For VPN or tunneling services with Israeli users, a UDP check from AS206446 confirms whether the endpoint is reachable from one of Israel's main hosting ASNs. WireGuard endpoints will not reply to a UDP probe unless the peer is configured — a no-response result is normal for correctly deployed WireGuard. OpenVPN UDP and game server protocols that do send an unauthenticated reply to a probe will confirm reachability by returning any packet.

Running UDP checks from both Israeli nodes simultaneously is a quick consistency test. Since both nodes share the same upstream (AS206446) and international transit path, differing results between the two on the same target would indicate a per-node routing anomaly. Consistent no-response from both confirms the issue is not node-specific but is a general problem with the path from Israeli networks to the target.

Israel Network Infrastructure

Israel's internet infrastructure is concentrated in the Tel Aviv metropolitan area, where the country's main IX facilities, data centers, and carrier hotels are located. IIX (Israel Internet Exchange) operates the primary peering fabric, used by domestic ISPs, content providers, and CDN PoPs. ISUOG serves as a secondary IX. Both are located within the Tel Aviv metro corridor, where the bulk of Israeli carrier and hosting infrastructure is physically housed. Petah Tikva and Netanya — the two cities hosting our probe nodes — are approximately 15 km apart and both fall within this metro concentration.

International connectivity from Israel exits almost entirely via undersea cables. The FLAG and SEA-ME-WE cable systems land at Haifa and Tel Aviv, providing primary capacity toward Europe through the Mediterranean. A secondary path runs overland via Egypt through the Sinai. The Tel Aviv-to-Frankfurt path runs approximately 50–60 ms on well-routed cable capacity. Tel Aviv to London sits around 60–68 ms. Tel Aviv to New York is approximately 125–135 ms over trans-Atlantic cable. These RTTs are competitive with Southern European locations, placing Israel within useful range of European CDN infrastructure.

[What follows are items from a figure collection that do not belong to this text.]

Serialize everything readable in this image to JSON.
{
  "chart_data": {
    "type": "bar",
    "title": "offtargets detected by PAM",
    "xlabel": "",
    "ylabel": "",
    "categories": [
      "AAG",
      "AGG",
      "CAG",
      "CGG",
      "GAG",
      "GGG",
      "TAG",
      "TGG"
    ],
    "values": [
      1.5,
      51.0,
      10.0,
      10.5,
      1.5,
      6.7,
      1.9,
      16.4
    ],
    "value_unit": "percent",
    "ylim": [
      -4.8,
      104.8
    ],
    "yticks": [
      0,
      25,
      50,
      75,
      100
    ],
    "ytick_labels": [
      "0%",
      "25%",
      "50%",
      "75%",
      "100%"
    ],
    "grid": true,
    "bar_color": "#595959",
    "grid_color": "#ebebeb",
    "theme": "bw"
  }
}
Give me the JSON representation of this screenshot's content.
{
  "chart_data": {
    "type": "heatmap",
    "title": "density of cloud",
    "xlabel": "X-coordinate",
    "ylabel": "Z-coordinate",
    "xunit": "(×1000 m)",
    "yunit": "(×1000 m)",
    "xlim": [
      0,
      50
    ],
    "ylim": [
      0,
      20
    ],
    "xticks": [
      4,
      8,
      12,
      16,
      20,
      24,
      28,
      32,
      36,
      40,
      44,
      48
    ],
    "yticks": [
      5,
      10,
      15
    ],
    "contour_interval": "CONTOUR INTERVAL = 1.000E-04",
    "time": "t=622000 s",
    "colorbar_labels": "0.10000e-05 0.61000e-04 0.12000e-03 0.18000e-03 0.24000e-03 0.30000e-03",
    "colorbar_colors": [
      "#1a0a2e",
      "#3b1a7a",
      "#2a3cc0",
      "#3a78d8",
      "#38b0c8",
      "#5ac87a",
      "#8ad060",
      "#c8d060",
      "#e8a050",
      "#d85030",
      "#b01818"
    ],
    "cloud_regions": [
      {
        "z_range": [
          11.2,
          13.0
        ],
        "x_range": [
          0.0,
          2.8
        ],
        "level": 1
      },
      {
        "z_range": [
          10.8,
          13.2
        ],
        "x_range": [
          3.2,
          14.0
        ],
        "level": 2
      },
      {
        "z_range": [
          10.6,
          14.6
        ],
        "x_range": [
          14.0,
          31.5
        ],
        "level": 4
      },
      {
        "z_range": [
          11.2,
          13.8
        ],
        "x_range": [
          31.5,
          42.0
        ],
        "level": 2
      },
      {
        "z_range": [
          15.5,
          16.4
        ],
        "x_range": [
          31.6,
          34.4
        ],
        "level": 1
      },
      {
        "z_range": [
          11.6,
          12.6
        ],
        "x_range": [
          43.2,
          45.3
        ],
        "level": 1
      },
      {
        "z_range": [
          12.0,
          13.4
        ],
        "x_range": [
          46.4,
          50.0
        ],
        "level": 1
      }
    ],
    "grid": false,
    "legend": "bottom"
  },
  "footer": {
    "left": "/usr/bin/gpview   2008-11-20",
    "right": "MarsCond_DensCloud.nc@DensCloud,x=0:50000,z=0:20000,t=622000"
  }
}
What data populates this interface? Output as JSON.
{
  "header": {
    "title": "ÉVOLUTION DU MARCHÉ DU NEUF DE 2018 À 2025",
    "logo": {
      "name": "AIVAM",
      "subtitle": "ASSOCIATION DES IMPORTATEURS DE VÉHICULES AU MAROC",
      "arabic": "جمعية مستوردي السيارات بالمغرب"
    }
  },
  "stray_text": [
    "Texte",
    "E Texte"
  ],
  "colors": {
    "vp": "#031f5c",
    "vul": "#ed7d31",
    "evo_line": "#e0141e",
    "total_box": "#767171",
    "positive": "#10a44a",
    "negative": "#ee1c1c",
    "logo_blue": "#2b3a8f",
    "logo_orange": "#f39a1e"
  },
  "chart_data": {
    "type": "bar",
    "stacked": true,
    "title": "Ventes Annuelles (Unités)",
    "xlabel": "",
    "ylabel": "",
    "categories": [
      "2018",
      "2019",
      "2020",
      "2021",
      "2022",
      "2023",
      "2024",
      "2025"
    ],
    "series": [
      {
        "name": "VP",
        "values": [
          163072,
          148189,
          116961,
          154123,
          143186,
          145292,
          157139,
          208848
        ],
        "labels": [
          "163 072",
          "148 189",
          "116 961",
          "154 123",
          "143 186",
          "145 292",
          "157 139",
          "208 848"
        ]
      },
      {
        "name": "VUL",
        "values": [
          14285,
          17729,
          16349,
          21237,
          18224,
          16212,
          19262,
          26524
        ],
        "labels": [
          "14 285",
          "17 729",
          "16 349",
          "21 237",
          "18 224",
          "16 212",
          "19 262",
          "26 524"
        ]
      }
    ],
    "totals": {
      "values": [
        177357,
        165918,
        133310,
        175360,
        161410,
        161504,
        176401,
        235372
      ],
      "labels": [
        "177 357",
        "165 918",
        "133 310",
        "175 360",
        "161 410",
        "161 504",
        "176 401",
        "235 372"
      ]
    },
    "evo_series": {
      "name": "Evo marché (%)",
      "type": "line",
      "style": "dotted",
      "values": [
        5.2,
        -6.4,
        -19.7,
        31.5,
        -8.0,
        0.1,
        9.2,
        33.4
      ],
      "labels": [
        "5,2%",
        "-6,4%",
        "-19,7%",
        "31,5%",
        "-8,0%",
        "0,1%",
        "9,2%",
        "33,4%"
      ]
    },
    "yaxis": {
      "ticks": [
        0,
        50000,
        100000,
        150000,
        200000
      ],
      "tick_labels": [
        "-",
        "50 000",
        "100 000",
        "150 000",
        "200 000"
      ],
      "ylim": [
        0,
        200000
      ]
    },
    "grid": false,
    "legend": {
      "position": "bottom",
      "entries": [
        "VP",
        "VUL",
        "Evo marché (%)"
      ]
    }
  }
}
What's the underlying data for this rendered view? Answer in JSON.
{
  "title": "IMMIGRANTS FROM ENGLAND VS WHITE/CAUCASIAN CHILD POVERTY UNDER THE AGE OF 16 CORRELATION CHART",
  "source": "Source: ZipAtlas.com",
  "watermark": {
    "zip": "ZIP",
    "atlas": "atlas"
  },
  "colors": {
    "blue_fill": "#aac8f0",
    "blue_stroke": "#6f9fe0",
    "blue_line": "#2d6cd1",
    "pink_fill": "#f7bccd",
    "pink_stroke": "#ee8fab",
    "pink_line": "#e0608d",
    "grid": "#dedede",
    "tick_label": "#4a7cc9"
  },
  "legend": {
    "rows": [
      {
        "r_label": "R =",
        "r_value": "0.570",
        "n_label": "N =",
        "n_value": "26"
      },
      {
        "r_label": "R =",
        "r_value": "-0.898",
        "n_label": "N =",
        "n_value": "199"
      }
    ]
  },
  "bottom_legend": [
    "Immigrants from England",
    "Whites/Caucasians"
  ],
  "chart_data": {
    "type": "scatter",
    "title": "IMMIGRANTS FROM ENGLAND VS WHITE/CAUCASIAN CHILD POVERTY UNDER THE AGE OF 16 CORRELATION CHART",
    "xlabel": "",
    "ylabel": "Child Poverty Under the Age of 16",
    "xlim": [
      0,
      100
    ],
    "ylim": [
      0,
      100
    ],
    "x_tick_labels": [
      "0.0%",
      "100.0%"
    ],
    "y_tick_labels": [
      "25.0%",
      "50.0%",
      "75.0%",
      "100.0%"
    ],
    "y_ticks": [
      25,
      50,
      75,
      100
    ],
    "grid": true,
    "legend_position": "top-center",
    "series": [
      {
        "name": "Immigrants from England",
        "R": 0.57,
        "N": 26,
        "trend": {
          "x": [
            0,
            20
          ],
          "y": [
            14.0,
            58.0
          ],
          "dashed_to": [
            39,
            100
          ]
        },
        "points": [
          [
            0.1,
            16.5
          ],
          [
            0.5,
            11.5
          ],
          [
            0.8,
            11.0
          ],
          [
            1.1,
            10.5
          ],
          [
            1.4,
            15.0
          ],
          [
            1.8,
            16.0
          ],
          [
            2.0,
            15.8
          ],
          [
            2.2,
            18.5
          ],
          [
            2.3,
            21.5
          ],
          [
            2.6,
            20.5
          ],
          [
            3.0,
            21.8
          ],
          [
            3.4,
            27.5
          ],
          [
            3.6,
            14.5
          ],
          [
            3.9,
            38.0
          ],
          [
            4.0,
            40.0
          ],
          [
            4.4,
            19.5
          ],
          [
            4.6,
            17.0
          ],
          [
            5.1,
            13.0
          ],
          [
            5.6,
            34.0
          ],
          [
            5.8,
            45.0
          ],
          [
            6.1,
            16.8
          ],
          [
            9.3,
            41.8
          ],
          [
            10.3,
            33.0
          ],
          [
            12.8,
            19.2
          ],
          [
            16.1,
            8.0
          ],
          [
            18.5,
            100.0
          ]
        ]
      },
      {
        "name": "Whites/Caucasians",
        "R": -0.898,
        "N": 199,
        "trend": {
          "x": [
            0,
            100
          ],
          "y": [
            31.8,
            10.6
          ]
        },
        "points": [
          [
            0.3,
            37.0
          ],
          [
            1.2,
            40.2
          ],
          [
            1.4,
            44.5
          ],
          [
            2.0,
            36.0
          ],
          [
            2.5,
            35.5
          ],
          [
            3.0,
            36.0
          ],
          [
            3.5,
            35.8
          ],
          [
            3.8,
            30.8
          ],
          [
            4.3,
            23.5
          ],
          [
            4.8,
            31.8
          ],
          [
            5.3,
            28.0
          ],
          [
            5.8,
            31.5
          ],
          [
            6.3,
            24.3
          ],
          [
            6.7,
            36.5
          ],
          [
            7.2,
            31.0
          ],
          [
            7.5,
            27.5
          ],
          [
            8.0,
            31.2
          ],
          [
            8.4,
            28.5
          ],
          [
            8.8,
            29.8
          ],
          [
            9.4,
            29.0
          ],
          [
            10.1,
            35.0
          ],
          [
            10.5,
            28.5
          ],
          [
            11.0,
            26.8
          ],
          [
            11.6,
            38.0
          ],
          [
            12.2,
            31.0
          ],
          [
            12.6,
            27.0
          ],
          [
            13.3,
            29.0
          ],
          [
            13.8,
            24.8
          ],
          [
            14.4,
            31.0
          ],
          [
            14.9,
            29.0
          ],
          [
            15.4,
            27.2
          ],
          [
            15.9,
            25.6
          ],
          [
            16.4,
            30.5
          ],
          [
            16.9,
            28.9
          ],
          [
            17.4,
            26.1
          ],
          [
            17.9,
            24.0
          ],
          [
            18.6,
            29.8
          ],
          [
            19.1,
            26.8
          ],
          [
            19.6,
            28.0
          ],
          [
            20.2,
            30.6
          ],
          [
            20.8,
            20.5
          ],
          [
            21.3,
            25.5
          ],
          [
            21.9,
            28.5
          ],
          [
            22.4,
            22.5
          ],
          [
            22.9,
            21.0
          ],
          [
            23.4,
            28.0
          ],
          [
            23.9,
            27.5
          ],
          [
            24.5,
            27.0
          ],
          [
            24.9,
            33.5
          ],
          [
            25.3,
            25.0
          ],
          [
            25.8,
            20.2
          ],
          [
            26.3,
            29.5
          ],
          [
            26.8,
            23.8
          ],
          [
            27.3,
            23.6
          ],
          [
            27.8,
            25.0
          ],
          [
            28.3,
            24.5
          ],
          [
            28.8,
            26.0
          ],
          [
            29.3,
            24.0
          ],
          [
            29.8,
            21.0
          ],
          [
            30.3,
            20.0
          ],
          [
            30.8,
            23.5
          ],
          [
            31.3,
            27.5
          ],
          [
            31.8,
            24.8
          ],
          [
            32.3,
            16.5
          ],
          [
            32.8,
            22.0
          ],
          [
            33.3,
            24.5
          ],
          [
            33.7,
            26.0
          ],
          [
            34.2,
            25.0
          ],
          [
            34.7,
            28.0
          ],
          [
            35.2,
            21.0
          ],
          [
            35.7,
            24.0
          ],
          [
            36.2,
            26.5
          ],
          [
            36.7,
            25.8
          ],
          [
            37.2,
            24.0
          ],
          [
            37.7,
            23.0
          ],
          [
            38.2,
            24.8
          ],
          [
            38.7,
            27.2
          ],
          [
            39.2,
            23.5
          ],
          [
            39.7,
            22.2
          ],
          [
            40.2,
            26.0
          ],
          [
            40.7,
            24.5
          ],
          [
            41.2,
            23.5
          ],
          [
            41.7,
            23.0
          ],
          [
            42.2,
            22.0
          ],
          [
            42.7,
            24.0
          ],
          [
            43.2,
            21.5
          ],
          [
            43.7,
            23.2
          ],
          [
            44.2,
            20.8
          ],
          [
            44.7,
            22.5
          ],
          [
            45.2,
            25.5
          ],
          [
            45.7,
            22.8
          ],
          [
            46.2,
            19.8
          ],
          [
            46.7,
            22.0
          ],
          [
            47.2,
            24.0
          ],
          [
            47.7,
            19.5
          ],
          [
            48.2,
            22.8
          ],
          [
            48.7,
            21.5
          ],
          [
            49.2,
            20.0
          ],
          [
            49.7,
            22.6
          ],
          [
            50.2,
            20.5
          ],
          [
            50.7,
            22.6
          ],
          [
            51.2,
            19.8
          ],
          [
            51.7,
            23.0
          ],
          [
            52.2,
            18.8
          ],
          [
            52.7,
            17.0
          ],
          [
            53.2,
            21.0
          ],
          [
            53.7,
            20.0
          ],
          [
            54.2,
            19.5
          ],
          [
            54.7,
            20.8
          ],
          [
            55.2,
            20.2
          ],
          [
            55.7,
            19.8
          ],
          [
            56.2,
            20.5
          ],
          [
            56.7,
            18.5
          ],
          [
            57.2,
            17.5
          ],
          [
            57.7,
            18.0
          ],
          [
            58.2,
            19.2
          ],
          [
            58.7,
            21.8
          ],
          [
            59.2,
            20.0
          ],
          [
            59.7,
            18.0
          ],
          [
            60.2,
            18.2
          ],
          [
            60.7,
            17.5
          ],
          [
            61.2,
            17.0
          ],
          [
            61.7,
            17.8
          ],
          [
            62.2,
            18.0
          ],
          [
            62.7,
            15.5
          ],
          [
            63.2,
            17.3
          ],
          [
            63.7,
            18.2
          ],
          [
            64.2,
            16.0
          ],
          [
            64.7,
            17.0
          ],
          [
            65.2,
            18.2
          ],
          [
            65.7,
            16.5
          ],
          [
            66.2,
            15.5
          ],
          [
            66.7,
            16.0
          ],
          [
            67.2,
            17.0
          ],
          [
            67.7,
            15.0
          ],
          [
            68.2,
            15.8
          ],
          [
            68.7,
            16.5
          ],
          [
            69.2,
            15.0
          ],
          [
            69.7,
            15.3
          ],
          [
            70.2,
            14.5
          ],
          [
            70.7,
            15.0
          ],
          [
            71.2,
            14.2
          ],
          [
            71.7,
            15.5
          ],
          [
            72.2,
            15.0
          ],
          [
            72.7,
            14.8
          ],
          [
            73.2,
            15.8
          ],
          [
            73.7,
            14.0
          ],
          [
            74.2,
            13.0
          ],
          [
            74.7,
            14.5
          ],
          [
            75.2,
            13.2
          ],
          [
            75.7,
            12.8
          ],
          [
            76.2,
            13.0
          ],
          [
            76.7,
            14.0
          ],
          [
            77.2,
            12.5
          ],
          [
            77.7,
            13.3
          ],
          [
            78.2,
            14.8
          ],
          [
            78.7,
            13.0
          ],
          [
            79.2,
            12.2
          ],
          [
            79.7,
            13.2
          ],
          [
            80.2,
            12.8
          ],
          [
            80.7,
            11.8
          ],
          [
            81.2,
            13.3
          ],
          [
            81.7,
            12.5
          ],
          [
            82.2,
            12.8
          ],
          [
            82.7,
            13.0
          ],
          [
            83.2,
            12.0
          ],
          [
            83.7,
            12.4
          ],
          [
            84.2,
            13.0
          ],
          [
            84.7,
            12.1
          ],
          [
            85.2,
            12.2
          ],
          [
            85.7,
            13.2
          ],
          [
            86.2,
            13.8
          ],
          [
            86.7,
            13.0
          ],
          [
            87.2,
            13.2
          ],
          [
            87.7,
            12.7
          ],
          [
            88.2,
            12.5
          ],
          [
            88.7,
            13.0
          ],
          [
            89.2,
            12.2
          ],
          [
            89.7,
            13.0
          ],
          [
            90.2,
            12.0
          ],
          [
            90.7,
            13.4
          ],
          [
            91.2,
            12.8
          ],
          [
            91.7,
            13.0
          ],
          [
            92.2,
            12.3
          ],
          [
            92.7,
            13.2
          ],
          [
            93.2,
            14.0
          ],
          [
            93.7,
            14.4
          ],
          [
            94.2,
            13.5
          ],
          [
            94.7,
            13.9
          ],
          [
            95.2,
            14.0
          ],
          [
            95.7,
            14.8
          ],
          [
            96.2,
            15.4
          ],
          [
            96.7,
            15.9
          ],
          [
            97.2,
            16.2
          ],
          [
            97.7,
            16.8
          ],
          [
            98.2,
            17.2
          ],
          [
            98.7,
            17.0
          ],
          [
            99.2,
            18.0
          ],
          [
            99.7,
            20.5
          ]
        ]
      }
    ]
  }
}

Major Israeli carriers include Bezeq International (AS8551), which operates the main domestic fixed-line backbone, Partner Communications (AS12400), HOT Telecom (AS5486), and Cellcom. The commercial ISP and hosting market is served by additional providers including CLOUD LEASE (AS206446), which hosts both of our probe nodes. AS206446 is a cloud hosting and colocation provider with presence in Petah Tikva and Netanya, both served via Israeli domestic backbone with onward transit toward IIX and international gateways.

Israel has one of the highest average fixed-line broadband speeds in the region, driven by widespread fiber deployment and competitive ISP pricing. The Israeli market is unusually well-peered for its geographic location — proximity to Europe via undersea cable and active participation at IIX means many European CDN edges serve Israel with latency comparable to what Southern European users see. Akamai, Cloudflare, and AWS all maintain edge PoPs in the Tel Aviv region.

We operate two probe nodes in Israel — one in Petah Tikva and one in Netanya — both via CLOUD LEASE (AS206446). Having two nodes in the same AS and metro area means results are typically consistent, but running both simultaneously confirms that neither node has a local routing anomaly. For targets with Anycast or GeoDNS, both nodes should return identical or near-identical results given their geographic proximity and shared upstream.